Les CS doivent être considérées comme une entité à part entière, avec une physiopathologie propre. Sa compréhension repose actuellement sur de nombreux travaux, allant de la génétique à la neuroimagerie. En l’absence d’éléments cliniques fiables pour identifier les sujets à risque et prédire le risque suicidaire, il est important d’identifier des biomarqueurs « suicidaires », tels que l’augmentation de cytokines proinflammatoires dans le sang ou des marqueurs de l’activité cérébrale qui a été réorientée, et qui sont le résultat des atteintes psychiques que les personnes subissent (rejet social, exclusion, etc.).
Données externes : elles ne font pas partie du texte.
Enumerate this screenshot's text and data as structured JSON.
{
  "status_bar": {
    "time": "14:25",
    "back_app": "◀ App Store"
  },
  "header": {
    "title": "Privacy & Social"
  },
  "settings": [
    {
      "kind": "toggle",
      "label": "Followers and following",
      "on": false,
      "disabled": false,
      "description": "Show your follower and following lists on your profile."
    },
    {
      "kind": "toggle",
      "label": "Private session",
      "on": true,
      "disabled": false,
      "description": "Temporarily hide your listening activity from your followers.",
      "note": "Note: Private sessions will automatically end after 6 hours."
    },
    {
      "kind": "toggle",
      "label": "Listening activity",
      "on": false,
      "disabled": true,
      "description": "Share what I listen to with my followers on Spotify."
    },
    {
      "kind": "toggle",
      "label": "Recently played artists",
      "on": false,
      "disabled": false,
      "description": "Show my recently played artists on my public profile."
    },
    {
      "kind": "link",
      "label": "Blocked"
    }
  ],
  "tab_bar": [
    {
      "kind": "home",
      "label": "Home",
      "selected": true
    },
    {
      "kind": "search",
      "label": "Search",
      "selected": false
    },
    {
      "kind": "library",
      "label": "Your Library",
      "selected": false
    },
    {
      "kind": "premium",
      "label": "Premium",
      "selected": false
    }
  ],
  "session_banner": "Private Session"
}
Les stratégies de prévention sont nombreuses. Mais elles peinent à démontrer leur efficacité au niveau individuel. De nouvelles cibles thérapeutiques méritent d’être explorées, cibler la douleur en fait partie.

Liens d’intérêt

Les auteurs déclarent n’avoir aucun lien d’intérêt concernant les données publiées dans cet article.

 
Footnotes
2 D’humeur stable et normale.
3 L’augmentation des hospitalisations liées à la consommation d’antalgiques opioïdes obtenus sur prescription médicale et de décès liés à leur consommation, était de 167 % entre 2000 et 2017 pour le premier, et de 146 %, entre 2000 et 2015 pour le second. Cela correspond à au moins 4 décès par semaine. Tous médicaments confondus, le tramadol demeure l’antalgique opioïde le plus consommé, avec une augmentation de 68 % sur 10 ans.
4 L’indoléamine 2-3 dioxygénase 1 est une enzyme dont l’expression est induite au cours de la réaction inflammatoire. Elle est responsable du catabolisme du tryptophane en N-formylkynurénine, conduisant à la production de métabolites dérivés de la kynurénine [ 36 ].
5 Un avertissement encadré qui apparaît sur la notice de certains médicaments.